Santi Leonardo e Erasmo is a Baroque-style, Roman Catholic church located in Roccagorga, province of Latina, region of Lazio, central Italy. Presumbably, the church is dedicated in part to St Erasmus, former bishop of Formia, a port in the province of Latina. It overlooks the Piazza VI Gennaio

==History==
A church dedicated to Santa Maria present at this site, when in 1500, a building of this general layout was built. The ancient church of Santa Maria was replaced by the present sacristy. It underwent refurbishment in a Baroque style between 1671 and 1700. The present late-Baroque structure was built after church was damaged during an earthquake in 1753, and collapsed on 23 December, 1769; the architect Paolo Posi designed the layout completed in 1775. In 1798, Napoleonic troops stripped the church of much of its silver and gold decoration; sparing the bust of San Erasmo. The church was reconsecrated on 23 October 1807.

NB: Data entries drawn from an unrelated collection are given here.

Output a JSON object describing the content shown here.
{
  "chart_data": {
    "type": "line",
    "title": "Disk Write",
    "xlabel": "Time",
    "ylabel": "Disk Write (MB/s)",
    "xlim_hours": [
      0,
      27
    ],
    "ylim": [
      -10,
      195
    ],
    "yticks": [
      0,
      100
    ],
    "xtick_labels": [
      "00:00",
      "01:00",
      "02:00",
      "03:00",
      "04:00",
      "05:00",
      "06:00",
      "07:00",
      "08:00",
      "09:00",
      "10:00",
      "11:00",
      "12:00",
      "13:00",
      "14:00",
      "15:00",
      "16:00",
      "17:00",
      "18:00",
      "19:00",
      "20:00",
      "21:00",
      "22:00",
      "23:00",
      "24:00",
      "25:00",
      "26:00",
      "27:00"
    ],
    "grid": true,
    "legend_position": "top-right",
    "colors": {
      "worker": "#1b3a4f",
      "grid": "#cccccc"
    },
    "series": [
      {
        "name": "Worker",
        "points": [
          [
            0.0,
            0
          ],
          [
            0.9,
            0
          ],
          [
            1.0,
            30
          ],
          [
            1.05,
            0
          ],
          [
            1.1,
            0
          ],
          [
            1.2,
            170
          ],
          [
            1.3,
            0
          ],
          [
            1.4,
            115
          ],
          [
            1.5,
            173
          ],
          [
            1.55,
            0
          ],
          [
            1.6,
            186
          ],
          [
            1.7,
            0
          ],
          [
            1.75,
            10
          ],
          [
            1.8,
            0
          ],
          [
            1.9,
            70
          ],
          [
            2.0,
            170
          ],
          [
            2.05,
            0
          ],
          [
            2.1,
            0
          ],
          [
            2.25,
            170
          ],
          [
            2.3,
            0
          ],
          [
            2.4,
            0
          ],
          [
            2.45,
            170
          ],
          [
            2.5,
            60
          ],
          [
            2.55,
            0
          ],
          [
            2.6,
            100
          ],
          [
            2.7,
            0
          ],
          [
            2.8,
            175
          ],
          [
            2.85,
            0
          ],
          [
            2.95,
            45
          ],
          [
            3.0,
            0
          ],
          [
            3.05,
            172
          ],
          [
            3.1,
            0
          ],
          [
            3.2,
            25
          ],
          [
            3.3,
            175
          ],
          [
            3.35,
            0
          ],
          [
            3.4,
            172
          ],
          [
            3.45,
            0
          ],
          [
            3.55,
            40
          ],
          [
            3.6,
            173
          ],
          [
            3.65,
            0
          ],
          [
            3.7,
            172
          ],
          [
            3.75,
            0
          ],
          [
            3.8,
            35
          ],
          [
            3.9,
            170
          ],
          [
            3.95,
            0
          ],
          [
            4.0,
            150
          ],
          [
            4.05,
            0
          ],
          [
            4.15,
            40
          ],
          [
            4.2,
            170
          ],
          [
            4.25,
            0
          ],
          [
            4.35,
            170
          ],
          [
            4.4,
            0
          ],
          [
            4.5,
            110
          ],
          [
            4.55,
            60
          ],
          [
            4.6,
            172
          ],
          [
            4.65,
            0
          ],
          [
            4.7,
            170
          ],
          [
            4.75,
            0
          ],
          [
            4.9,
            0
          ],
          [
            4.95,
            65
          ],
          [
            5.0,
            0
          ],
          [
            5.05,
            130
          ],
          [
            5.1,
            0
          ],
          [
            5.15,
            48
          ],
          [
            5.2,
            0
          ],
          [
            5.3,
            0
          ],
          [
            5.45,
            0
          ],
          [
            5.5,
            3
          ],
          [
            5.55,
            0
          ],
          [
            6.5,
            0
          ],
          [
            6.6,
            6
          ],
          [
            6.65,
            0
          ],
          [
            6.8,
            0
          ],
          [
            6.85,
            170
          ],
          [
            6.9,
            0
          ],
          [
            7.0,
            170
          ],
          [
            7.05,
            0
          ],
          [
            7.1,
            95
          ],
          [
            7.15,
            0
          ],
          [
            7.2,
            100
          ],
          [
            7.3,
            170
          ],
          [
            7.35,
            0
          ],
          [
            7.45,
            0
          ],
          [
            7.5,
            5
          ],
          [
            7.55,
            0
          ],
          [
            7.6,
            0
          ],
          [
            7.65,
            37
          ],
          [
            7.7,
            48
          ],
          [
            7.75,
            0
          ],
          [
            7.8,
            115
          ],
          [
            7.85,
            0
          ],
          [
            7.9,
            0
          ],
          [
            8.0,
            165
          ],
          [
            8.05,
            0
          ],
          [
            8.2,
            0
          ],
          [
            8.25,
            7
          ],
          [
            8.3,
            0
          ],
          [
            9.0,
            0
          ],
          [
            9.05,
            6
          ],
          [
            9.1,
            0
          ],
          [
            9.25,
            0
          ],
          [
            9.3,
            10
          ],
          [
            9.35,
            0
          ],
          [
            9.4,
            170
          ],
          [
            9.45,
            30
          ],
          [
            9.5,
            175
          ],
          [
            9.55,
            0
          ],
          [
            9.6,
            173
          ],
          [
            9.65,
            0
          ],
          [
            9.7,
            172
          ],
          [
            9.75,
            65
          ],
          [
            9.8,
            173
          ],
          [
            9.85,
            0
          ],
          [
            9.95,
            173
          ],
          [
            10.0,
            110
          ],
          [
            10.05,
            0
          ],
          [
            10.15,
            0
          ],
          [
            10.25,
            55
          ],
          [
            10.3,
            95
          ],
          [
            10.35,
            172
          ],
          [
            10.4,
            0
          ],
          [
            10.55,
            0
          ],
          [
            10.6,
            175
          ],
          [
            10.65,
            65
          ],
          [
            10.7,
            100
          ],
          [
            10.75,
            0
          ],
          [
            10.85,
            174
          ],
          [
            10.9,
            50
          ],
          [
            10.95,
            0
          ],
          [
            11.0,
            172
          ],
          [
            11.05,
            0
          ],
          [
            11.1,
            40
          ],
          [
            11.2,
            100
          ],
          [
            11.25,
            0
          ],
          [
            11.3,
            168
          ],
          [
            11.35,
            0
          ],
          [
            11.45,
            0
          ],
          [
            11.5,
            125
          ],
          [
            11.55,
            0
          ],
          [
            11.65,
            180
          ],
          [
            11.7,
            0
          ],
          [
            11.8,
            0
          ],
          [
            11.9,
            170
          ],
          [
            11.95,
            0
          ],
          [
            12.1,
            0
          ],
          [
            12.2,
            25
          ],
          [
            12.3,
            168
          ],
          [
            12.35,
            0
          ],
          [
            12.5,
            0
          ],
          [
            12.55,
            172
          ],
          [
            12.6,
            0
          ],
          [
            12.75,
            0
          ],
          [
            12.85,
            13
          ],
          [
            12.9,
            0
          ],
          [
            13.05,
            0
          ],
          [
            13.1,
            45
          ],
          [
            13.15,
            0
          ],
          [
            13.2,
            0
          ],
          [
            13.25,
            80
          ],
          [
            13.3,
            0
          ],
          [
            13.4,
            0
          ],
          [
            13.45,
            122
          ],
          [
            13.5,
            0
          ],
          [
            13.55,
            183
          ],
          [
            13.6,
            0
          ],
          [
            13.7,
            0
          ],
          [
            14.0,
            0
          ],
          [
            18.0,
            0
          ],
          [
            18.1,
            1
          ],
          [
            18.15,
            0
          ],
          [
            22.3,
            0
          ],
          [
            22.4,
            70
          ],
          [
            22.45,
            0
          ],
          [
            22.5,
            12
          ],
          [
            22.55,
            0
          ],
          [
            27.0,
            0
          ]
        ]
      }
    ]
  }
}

The main nave is lined with thick pilasters. Only two of the altarpieces remain, out of the six that originally that graced the main and chapel altars. Four were stolen on 11 September 1989. The main altar is made from polychrome marble with a ciborium shaped like a Tempietto. The Chapel of Santa Orsola was erected in 1780 by the patron Cardinal Domenico Orsini d'Aragona.